UIN FAS Bengkulu – Kamis, (1/9) 2022, Pusat Studi Gender dan Anak (PSGA) melakukan kegiatan monitoring dan penguatan yang digagas ini dilaksanakan rangka mengevaluasi implementasi Surat Keputusan 216 tahun 2022. Ada beberapa aspek yang menjadi perhatian. Misalnya pentingnya komitmen pimpinan lembaga, capacity buiding bagi tim ULT PPKS yang sudah terbentuk. Kemudian memaksimalkan program pencegahan melalui edukasi pada kegiatan dosen, pegawai dan mahasiswa. Terakhir pentingnya dukungan anggaran dari universitas, agar ULT dapat menjalan peran dan fungsi serta wewenangnya.

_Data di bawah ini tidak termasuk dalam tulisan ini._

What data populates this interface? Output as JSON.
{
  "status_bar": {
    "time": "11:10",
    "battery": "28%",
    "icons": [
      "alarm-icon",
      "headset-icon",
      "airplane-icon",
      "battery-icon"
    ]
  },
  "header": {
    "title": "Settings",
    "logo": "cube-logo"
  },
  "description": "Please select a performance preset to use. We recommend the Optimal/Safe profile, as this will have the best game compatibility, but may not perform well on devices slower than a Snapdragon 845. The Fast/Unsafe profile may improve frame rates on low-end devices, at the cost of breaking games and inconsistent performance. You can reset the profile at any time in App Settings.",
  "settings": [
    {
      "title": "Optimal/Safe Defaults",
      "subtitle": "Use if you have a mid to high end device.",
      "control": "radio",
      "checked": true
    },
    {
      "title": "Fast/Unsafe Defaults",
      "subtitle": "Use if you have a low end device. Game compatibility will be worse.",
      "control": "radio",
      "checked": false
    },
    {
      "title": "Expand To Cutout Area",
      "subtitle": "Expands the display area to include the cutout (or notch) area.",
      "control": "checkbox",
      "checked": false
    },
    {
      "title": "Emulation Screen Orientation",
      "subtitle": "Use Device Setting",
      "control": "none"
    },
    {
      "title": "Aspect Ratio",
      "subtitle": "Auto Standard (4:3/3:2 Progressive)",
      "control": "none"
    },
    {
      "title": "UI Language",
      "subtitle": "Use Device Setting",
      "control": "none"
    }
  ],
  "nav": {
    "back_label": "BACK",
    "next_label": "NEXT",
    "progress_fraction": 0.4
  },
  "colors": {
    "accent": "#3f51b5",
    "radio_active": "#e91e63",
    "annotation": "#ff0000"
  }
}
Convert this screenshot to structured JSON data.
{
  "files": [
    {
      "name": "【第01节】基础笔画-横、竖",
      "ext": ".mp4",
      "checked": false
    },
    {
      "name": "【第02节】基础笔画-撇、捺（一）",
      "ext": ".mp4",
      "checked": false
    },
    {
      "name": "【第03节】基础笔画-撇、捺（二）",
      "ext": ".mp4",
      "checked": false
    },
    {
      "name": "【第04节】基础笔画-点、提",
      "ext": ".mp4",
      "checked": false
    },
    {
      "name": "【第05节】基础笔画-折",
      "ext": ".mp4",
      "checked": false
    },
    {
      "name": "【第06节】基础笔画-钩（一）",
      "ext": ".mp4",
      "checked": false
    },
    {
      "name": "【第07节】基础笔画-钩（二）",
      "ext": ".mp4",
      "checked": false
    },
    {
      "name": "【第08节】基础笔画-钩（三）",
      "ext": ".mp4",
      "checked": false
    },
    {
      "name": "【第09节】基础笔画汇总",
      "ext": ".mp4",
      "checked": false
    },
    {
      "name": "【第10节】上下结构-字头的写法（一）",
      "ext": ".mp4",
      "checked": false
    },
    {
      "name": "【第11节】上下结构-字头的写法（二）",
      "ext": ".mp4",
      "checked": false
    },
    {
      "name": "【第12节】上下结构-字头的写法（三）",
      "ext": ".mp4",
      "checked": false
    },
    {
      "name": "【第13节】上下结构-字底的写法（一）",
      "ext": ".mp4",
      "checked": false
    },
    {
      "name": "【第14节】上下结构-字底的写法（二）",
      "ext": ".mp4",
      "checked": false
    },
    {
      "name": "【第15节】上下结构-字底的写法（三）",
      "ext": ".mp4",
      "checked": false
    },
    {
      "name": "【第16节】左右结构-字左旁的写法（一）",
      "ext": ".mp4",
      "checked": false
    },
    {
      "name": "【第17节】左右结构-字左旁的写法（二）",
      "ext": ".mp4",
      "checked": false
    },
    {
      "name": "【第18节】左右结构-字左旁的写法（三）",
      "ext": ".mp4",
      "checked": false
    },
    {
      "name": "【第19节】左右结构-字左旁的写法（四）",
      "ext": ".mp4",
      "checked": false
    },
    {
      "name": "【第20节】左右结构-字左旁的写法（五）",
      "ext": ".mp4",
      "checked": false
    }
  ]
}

Hadir dalam kegiatan ini wakil Rektor II, Prof. Dr. Zubaedi, M,Ag., M.Pd., dan Wakil Rektor III Dr. Fatimah Yunus, MA. dalam sambutannya Warek III mendukung upaya pencegahan dan penanggulangan kekerasan seksual. Ia menegaskan bahwa, kita tidak menutup mata “adanya” kasus-kasus pelecehan yang terjadi. Namun kita tetap berupaya untuk menuju kampus nirkekerasan, salah satunya melalui kegiatan monitoring dan penguatan ini, jelas Bu Fatimah.
Lembaga dan Pimpinan yang baik dan berkah adalah Lembaga atau Pimpinan yang berhasil menyelesaikan Persoalan Kekerasan Seksual bukan yang menyangkalnya. Keburukan akan tumbuh subur bukan karena banyaknya orang buruk, tetapi karena banyaknya orang baik yang mendiamkannya. Demikian clossing statement Prof. Alimatul Qibtiyah, Ph.D dalam kegiatan monitoring dan penguatan Unit Layanan Terpadu Pencegahan dan Penanggulangan Kekerasan Seksual (ULT PPKS) di UIN Fatmawati Sukarno Bengkulu.
Komisoner Komnas Perempuan 2020-2022 ini memberikan apresiasi, UIN FAS Bengkulu merupakan salah satu dari 24 Perguruan Tinggi Keagamaan Islam yang memiliki komitmen dan telah menerbitkan Keputusan Rektor tentang ULT PPKS. Terbitnya Surat Keputusan Rektor Nomor: 216 tahun 2021 tentang ULT PPKS merupakan sebuah kemajuan dan wujud kesadaran pentingnya pencegahan dan penanggulangan kekerasan seksual. ULT PPKS memiliki peran dan fungsi strategis dalam penciptaan kampus nirkekerasan. ULT PPKS betugas memberikan edukasi, sosialisasi dan pengkajian serta tindak lanjut kasus kekerasan serta memantau rekomendasi satuan tugas. Dengan tugas ini dapat dipahami bahwa PSGA merupakan pusat strategis yang penting menjadi perhatian dalam pengambilan kebijakan, menjadi mitra dalam merumuskan rencana kerja berbasis gender serta mendapatkan porsi anggaran dalam menciptakan kampus nirkekerasan. Tegas Prof. Alim.
Terkait dengan kekerasan terhadap perempuan, Dewi Kanti Setianingsih narasumber kedua kegiatan ini memberikan wawasan tentang perempuan dalam konflik sumber daya alam dan tata ruang. Komnas Perempuan mencatat bahwa konflik Sumber Daya Alam (SDA) dan tata ruang lain berdampak khas terhadap perempuan. Perempuan akan semakin rentan menjadi korban kekerasan berbasis gender dan kehilangan sumber daya pengetahuan perempuan seperti ketrampilan seni gerabah/tembikar, kedaulatan pangan dan obat-obatan. Hal ini perlu mendapat perhatian dan dilakukan kajian oleh perguruan tinggi. Menjadikan salah satu atau bagian dari focus dan locus penelitian dan pengabdian.
Diakhir kegiatan Komnas Perempuan dan UIN FAS melalui PSGA bersepakat untuk menindaklajuti kegiatan ini dalam bentuk MOU dan PKS. Dengan harapan kegiatan pendidikan, penelitian dan pengabdian responsive gender serta kampus anti kekerasan dapat diwujudkan.